It’s All About Perspective

Really? We're based on THAT life?The Canadian intertubes are buzzing with the news that peripatetic newspaper columnist Rebecca Eckler is suing Universal Pictures for copyright infringement, alleging that Judd Apatow’s “Knocked Up” is an uncredited adaptation of “Knocked Up: Confessions of a Hip Mother-to-Be”, her 2004 collection of National Post columns.

Now, Eckler has a reputation up here for being something of a narcissist — like the most annoying guest at a dinner party, any topic on which she offers an opinion just serves as an opportunity to tell a poorly structured anecdote about her own magnificent self — so I’m not surprised at all to see her going after Apatow’s film, which does indeed revolve around human beings dealing with an unexpected pregnancy.
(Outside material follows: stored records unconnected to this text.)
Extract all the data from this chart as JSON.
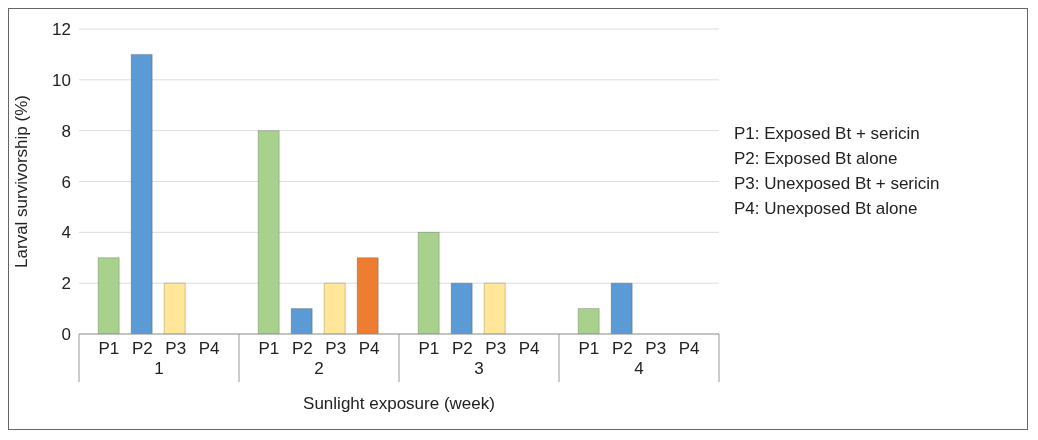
{
  "chart_data": {
    "type": "bar",
    "xlabel": "Sunlight exposure (week)",
    "ylabel": "Larval survivorship (%)",
    "categories": [
      "1",
      "2",
      "3",
      "4"
    ],
    "series": [
      {
        "name": "P1",
        "color": "#a9d18e",
        "values": [
          3,
          8,
          4,
          1
        ]
      },
      {
        "name": "P2",
        "color": "#5b9bd5",
        "values": [
          11,
          1,
          2,
          2
        ]
      },
      {
        "name": "P3",
        "color": "#ffe699",
        "values": [
          2,
          2,
          2,
          0
        ]
      },
      {
        "name": "P4",
        "color": "#ed7d31",
        "values": [
          0,
          3,
          0,
          0
        ]
      }
    ],
    "ylim": [
      0,
      12
    ],
    "yticks": [
      0,
      2,
      4,
      6,
      8,
      10,
      12
    ],
    "grid": "y",
    "annotations": [
      "P1: Exposed Bt + sericin",
      "P2: Exposed Bt alone",
      "P3: Unexposed Bt + sericin",
      "P4: Unexposed Bt alone"
    ]
  }
}
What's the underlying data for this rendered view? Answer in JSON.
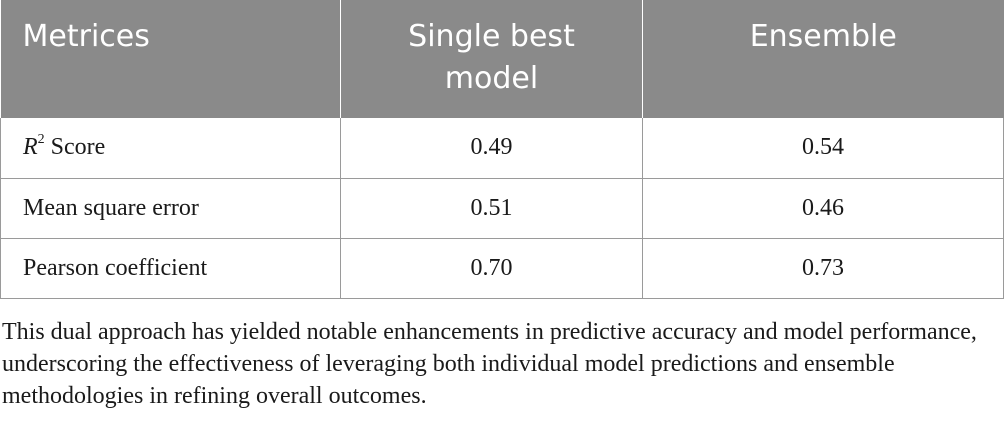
{
  "table": {
    "headers": [
      "Metrices",
      "Single best model",
      "Ensemble"
    ],
    "header_lines": {
      "col2_line1": "Single best",
      "col2_line2": "model"
    },
    "rows": [
      {
        "metric_var": "R",
        "metric_sup": "2",
        "metric_rest": " Score",
        "single": "0.49",
        "ensemble": "0.54"
      },
      {
        "metric": "Mean square error",
        "single": "0.51",
        "ensemble": "0.46"
      },
      {
        "metric": "Pearson coefficient",
        "single": "0.70",
        "ensemble": "0.73"
      }
    ]
  },
  "footnote": "This dual approach has yielded notable enhancements in predictive accuracy and model performance, underscoring the effectiveness of leveraging both individual model predictions and ensemble methodologies in refining overall outcomes.",
  "colors": {
    "header_bg": "#8a8a8a",
    "header_text": "#ffffff",
    "border": "#9a9a9a",
    "body_text": "#1a1a1a"
  }
}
After all, the title is the same as her book!

Of course, the title is a common expression, and the fact that Eckler’s life and Apatow’s script bear the most superficial resemblances don’t seem to have factored into Eckler’s suit. Or at least she’s not letting herself think about them in any significant way, as evidenced by this quote to the Toronto Star’s Robyn Doolittle:

“I saw the movie months ago at an Austin film festival,” she said. “From the beginning I just thought, `I wrote about this in my book.’ There’s this scene when she’s really pregnant and she goes to a bar and feels really uncomfortable. I wrote the same scene (but I was) at a film festival party.”

In another similarity, Heigl’s character, Alison Scott, is guided through the pregnancy by her sister, Debbie, a comical mother of two. In the book, Eckler goes to her best friend, Ronnie, for advice, who also has screaming children.

Eckler points to the fact that Rogen’s character, Ben Stone, is Jewish and Canadian. So is her fiancé.

Oddly, in all of this coverage, Eckler manages not to acknowledge that the central relationship in Apatow’s film is between Ben and Alison, who are virtual strangers when they make their baby and spend the nine months of gestation moving tentatively towards a relationship, rather than a self-absorbed monster and her pregnancy, which is very much the focus of Eckler’s book.

The actual similarities in the material appear to be the kind of stuff that every pregnant woman experiences — apprehension, confusion, concerns about her changing body — and which Apatow handles with much more elegance and wit in the film than Eckler does in print. (Yeah, I read most of the Post columns. I’m not proud.)

Personally, if I was Universal, I’d counter-sue for misrepresentation. Try as she might to cloak herself in cutting-edge cred, Eckler has never, ever been “hip”. But as she’s demonstrated yet again, she’s a peerless self-promoter.

Just read the info box at her blog, which appears to have been slapped together from its own press release. Or rather, don’t, because I think we’ve all spent enough time thinking about Rebecca Eckler this week.

136 thoughts on “It’s All About Perspective”

  1. Canadian Mom vs. Heartless Studio. Overrated Canuck vs. Hollywood’s Crude-But-Goodhearted Comic Goldmine. Chick Flickers vs. The 40yr Old Virgin Crowd. We’ll be reading (or religiously avoiding) this pap for months.

  2. Oh God, I never could stand her. My question to her is, if the title were different, would she still bother? I think that few women, but especially Eckler, want to admit that getting pregnant actually makes them part of a very large, very inclusive club, not an elite member of society. Knocked Up the movie bears superficial similarities to her book and her book in turn bears superficial similarities to that Hugh Grant stinker Nine Months (and She’s Having a Baby, and a “Friends” arc, and on and on), because that particular wheel doesn’t lend itself to reinvention.

    Really, Ira Levin should be suing her stealing the idea to bear a child that’s at least half-Satanic.